Dressed in (not overly practical) glamorous white and gold, it even looks the part. With a word count of more than 365,000 words, it is a weighty tome, tipping the scales further than the happy couple's first-born is likely to. It is also certain to remain their reliable kitchen friend long past the day their offspring has upped and left. It has been said that no Jewish home is complete without a copy of one of Rose's books. But is that still the case?

Rose wrote weekly for the JC for over 40 years. As well as her food writing, she gave cookery demonstrations, consulted and made television appearances. She was the first woman commissioner of the meat and livestock commission, a chairwoman of the Guild of Food Writers and received an MBE.

Her recipes were kosher, haimishe and reliable but more than that, imaginative and, at times, obviously inspired by her foreign travels. Many readers still have clippings taken from the paper by their mother or even grandmother. An equal number will have at least one of her books. Although it was not her first, The New Complete International Jewish Cookbook, published in 1976, is her most influential. To Jewish mothers almost everywhere it was a bible.

This third edition of the book has been revised by Rose's daughter, Judi. She worked with her mother and co-wrote two books with her. Judi expected the revision process to take a week or two. She was still working on it six months later, and says "it turned out to be quite an undertaking". The new edition is finally being published two years after the publishers first approached her to produce a revised version updated for the 21st century.

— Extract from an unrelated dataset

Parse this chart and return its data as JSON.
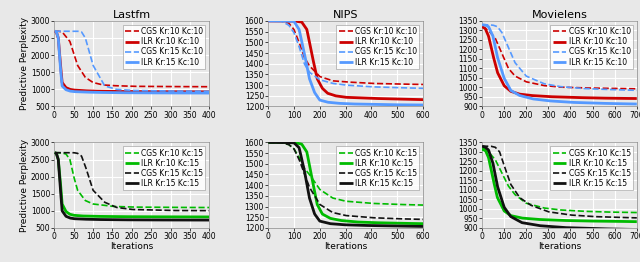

"My mother already has a hugely loyal following," says Judi. "We just wanted to make it more accessible to a new generation." There are the same reliable recipes, but with changes made to fill in the gaps Judi worried may exist in today's readers' know-how. "The book assumed a level of knowledge which may not now exist," she explains.

A glossary helpfully interprets some less commonly used Jewish cooking terms and tools such as tepel (pot) and others more common such as "parev". Judi also felt certain recipes would be dated, leaving younger readers mystified, for example, as to where to find an "outhouse" in which to leave their cucumbers to pickle.

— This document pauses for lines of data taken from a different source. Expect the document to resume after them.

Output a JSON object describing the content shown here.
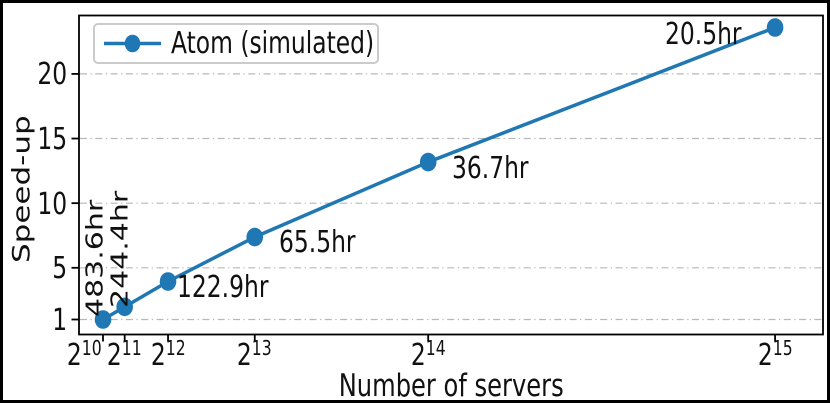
{
  "chart_data": {
    "type": "line",
    "title": "",
    "xlabel": "Number of servers",
    "ylabel": "Speed-up",
    "x_scale": "linear",
    "x_tick_base": "2",
    "x_tick_exponents": [
      10,
      11,
      12,
      13,
      14,
      15
    ],
    "x_tick_labels": [
      "2^10",
      "2^11",
      "2^12",
      "2^13",
      "2^14",
      "2^15"
    ],
    "y_ticks": [
      "1",
      "5",
      "10",
      "15",
      "20"
    ],
    "xlim": [
      0,
      35000
    ],
    "ylim": [
      -0.2,
      24.5
    ],
    "grid": {
      "axis": "y",
      "style": "dash-dot",
      "color": "#b8b8b8"
    },
    "legend": {
      "position": "upper-left",
      "label": "Atom (simulated)"
    },
    "series": [
      {
        "name": "Atom (simulated)",
        "color": "#1f77b4",
        "marker": "circle",
        "x_servers": [
          1024,
          2048,
          4096,
          8192,
          16384,
          32768
        ],
        "speedup": [
          1.0,
          1.98,
          3.94,
          7.38,
          13.18,
          23.59
        ],
        "point_labels": [
          "483.6hr",
          "244.4hr",
          "122.9hr",
          "65.5hr",
          "36.7hr",
          "20.5hr"
        ]
      }
    ]
  },
  "colors": {
    "accent": "#1f77b4",
    "spine": "#000000",
    "background": "#ffffff"
  }
}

Other changes were made where ingredients once ubiquitous, such as frozen concentrated orange juice, have long vanished from supermarket shelves. Judi also wielded the red pen where presentation styles such as "dotted with glace cherries" would now be deemed passé, but says she left some culprits intact as "they provide period charm".

The section outlining basic assumptions made when writing the book has been extended to explain more comprehensively some basic ingredients, and the very helpful section on how to adapt general recipes for a kosher kitchen remains. The 70 new photos mix modern with traditional food shots providing the haimshe cook with something to aspire to.

There was no need to test recipes, as they have always been famously reliable. Judi recalls that "she would test dishes 15 or 20 times before passing them to dad, who would then comb through the text to ensure that it was not open to literal misunderstandings". Nonetheless, time and a lack of exposure by the reader to traditional Jewish food, laid some recipes open to misinterpretation. "When we were doing the photography for the book," Judi recalls, "the person cooking, who was unfamiliar with the recipe, prepared the old-fashioned pickled herrings with the heads on. I was horrified, but realised the recipe needed changing. It was only when things came up like that did I realise tweaks were needed."

How would Evelyn have viewed this new version of her magnum opus? Judi's view is that "she would have been thrilled. I feel it would be exactly what she would have done. She would have said herself it needs updating and I very much had her voice in my ear as I was editing".